If there was a theme to the evening, it was transformation. Each of the five candidates gave a speech, part of a series of judged events they were being scored on, that reflected hard times at home and better times at the club.
Mahlberg began her speech with a quote from Henry David Thoreau, about living the “life you imagined.”
She said she suffers from “back and brain strain” as she takes care of family at home and academics at school.
“I often feel like I am the caretaker of adults,” she said.
The Boys & Girls Club offered her respite — a place to study and to find a path for life.
“I found my confidence and am well on my way to the life I imagined,” she said.
Denfeld classmate Jordan McMillian was also a finalist. He spoke of sharing a small house in North Carolina with siblings and fighting to find his own space. But that was nothing compared to ending up homeless.
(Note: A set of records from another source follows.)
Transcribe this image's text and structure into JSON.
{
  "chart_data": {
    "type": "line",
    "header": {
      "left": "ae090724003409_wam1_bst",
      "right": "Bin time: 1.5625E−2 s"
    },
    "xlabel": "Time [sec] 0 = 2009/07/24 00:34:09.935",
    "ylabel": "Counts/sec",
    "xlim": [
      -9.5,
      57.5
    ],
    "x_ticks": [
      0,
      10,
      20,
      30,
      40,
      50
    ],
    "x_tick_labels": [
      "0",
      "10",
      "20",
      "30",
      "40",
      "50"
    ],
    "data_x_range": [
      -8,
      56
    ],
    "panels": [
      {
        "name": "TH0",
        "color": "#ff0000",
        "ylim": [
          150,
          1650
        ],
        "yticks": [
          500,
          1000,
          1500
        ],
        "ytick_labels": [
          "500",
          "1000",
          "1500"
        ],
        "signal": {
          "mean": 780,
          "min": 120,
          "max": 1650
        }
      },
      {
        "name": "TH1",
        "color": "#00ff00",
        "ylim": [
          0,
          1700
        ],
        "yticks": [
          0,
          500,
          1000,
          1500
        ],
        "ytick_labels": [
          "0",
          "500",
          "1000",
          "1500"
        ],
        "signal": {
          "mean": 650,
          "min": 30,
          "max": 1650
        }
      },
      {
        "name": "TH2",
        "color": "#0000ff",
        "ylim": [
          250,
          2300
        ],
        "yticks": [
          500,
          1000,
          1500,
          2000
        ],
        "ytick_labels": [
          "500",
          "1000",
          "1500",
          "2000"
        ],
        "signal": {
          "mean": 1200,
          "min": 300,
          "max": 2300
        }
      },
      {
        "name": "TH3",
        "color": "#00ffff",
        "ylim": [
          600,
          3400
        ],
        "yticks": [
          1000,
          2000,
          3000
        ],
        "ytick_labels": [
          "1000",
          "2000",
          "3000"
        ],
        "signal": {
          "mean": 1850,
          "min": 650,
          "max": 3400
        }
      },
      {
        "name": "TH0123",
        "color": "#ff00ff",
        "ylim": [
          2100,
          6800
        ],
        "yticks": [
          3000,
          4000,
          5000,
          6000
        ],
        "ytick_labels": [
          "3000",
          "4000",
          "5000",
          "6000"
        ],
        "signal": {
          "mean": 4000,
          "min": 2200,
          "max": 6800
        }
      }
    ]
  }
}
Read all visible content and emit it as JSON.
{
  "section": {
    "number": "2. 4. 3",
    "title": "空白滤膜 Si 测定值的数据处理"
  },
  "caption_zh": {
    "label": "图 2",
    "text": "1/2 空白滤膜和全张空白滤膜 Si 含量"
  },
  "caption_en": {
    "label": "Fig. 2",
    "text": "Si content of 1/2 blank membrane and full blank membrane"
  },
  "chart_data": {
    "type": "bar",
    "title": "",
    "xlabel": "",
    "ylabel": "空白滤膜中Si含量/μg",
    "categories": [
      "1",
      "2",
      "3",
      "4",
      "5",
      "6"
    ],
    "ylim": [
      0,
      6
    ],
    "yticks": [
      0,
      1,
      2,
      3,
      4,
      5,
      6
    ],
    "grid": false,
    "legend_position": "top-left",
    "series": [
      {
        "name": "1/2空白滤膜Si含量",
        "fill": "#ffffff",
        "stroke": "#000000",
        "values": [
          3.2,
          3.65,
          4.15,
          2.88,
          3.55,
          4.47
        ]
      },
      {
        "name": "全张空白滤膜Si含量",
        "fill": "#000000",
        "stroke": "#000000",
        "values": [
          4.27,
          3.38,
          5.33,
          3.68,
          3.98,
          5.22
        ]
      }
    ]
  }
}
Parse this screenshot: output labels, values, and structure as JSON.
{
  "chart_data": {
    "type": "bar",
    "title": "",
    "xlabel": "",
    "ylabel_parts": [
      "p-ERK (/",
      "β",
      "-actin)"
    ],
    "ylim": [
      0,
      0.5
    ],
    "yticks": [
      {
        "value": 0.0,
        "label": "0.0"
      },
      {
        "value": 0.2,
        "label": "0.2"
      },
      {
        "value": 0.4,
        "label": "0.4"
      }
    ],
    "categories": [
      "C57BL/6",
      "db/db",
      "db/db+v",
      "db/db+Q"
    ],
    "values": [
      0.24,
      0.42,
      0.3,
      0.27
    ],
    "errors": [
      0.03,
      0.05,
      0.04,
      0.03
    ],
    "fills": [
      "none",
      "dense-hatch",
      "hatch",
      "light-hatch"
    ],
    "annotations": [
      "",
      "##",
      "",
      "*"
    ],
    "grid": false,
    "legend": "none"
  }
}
“It was real torture,” he said. At age 11, the shy kid was told the family was moving to Minnesota.
He’s found a place academically and in the arts at Denfeld, and it started at the Lincoln Park branch, he said.
“School is like my third home. The club is my second home,” he said.
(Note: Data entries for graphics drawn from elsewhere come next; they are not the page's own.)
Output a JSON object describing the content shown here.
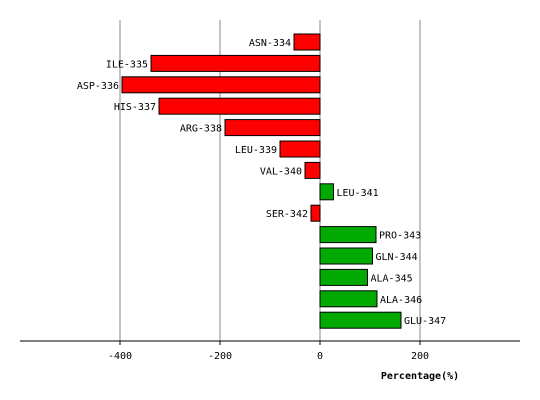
{
  "chart_data": {
    "type": "bar",
    "orientation": "horizontal",
    "categories": [
      "ASN-334",
      "ILE-335",
      "ASP-336",
      "HIS-337",
      "ARG-338",
      "LEU-339",
      "VAL-340",
      "LEU-341",
      "SER-342",
      "PRO-343",
      "GLN-344",
      "ALA-345",
      "ALA-346",
      "GLU-347"
    ],
    "values": [
      -52,
      -338,
      -396,
      -322,
      -190,
      -80,
      -30,
      27,
      -18,
      112,
      105,
      95,
      114,
      162
    ],
    "xlabel": "Percentage(%)",
    "xlim": [
      -600,
      400
    ],
    "xticks": [
      -400,
      -200,
      0,
      200
    ],
    "grid": true,
    "colors": {
      "negative": "#ff0000",
      "positive": "#00aa00",
      "grid": "#888888"
    }
  }
}
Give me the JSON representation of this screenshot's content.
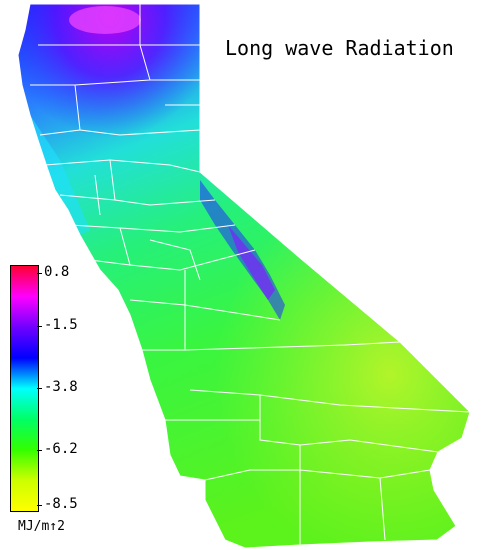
{
  "map": {
    "title": "Long wave Radiation",
    "region": "California",
    "legend": {
      "unit": "MJ/m↑2",
      "ticks": [
        "0.8",
        "-1.5",
        "-3.8",
        "-6.2",
        "-8.5"
      ],
      "colors": [
        "#ff0033",
        "#ff00ff",
        "#7000ff",
        "#0000ff",
        "#00ffff",
        "#00ff66",
        "#33ff00",
        "#ccff00",
        "#ffff00"
      ]
    }
  }
}
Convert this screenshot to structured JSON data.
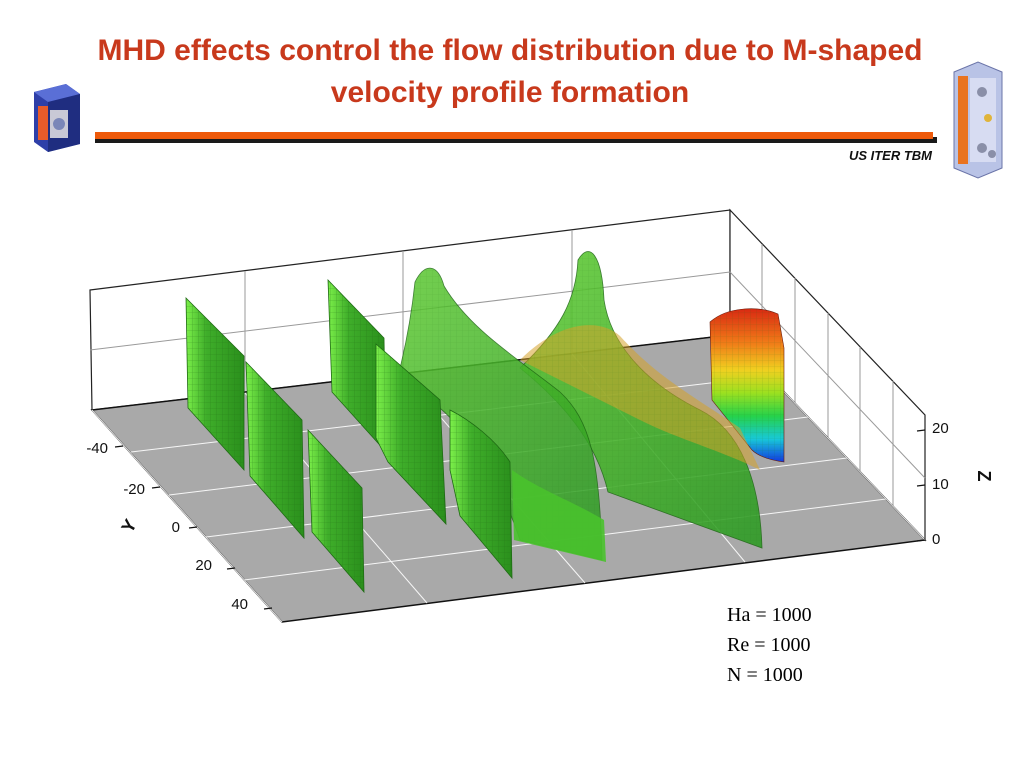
{
  "slide": {
    "title": "MHD effects control the flow distribution due to M-shaped velocity profile formation",
    "tagline": "US ITER TBM"
  },
  "logos": {
    "left": "tbm-module-logo",
    "right": "tbm-assembly-logo"
  },
  "axes": {
    "y_label": "Y",
    "z_label": "Z",
    "y_ticks": [
      "-40",
      "-20",
      "0",
      "20",
      "40"
    ],
    "z_ticks": [
      "20",
      "10",
      "0"
    ]
  },
  "parameters": [
    "Ha = 1000",
    "Re = 1000",
    "N = 1000"
  ],
  "colors": {
    "title": "#c8391c",
    "rule": "#ee5a0b",
    "floor": "#a9a9a9",
    "surface": "#3fae2a"
  }
}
Jasmine Thundercloud was the youngest finalist. The 13-year-old from Superior channeled the fish named Dory from the animated film “Finding Nemo.”
“Just keep swimming,” she said of her outlook on life.
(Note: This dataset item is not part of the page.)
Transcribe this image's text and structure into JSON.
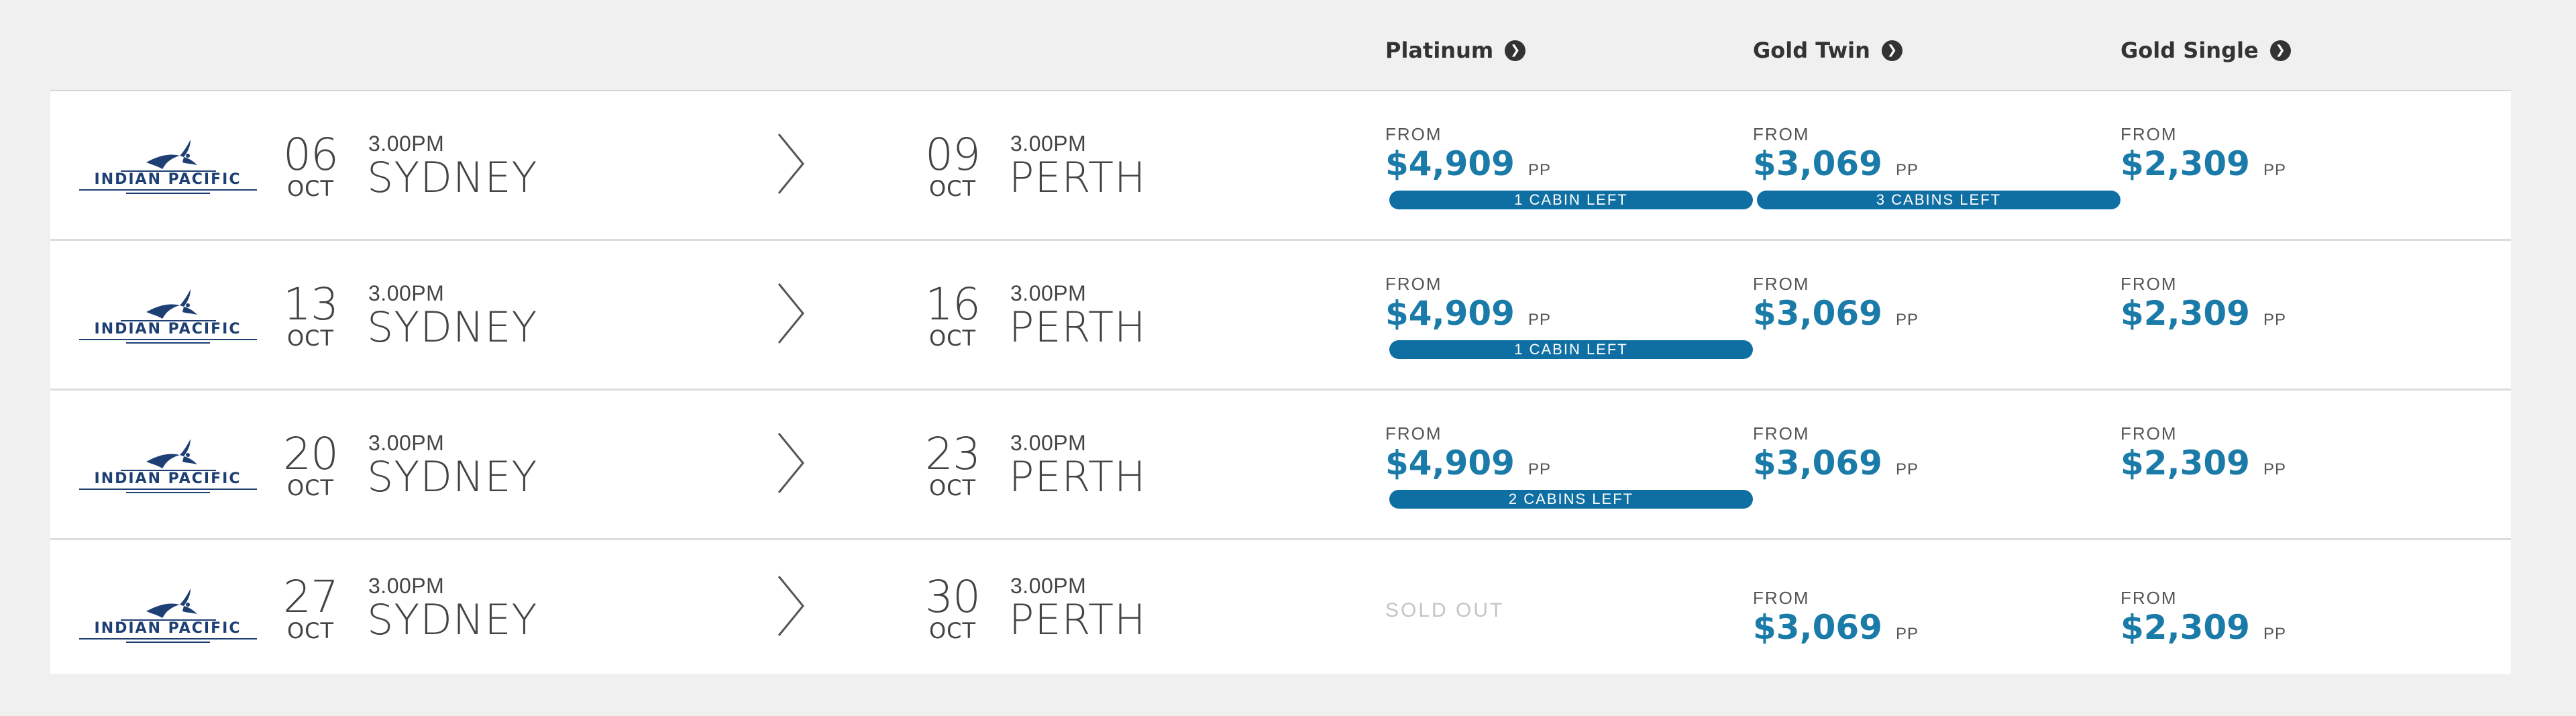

“I’m a lucky kid,” she said in one breath. In the next she spoke of growing up without a father and being born without a kidney.
“Just keep swimming,” she repeated. “The Boys & Girls Clubs provides the scuba gear.”
Shawn Gawboy, 17, talked about being born with fetal alcohol syndrome and “parenting myself” for the first six years of her life.
Then she was adopted by a family in Tower and “my life changed forever.”
She is the second-oldest in a family of 12. She said the Boys & Girls Clubs helps her siblings blow off energy and “get out of my parents’ hair.”
Kenda Benner, 17, grew up in Nett Lake and the Bois Forte tribal lands. Her Boys & Girls Clubs branch offered bored kids an oasis of entertainment, “a gift,” she said.
Forget going to a big city for fun. “We can have just as much fun in a place we know,” she said.
Prettner Solon praised each finalist and the work of the clubs’ mentors in giving children a place to be themselves.
“Their work simply changes lives,” she said. “More than help, they offer hope.”
The five finalist and the monthly award winners all got “swag” bags filled with goodies from area businesses. It was just like Oscar night. The finalists all received $100 in cash from the organizing group.
But before you think the 41st annual “Youth of the Year” celebration has gone all fancy-pants and big-budget, just know that the dessert after plates of spaghetti consisted of ice cream sandwiches. It was a nod to the age of the awardees in the audience and to keep things fun.
Nyquist’s eyes lit up when she thought of next year and a celebration big enough to fill up an even larger hall.
“We’re not done with this yet,” she said.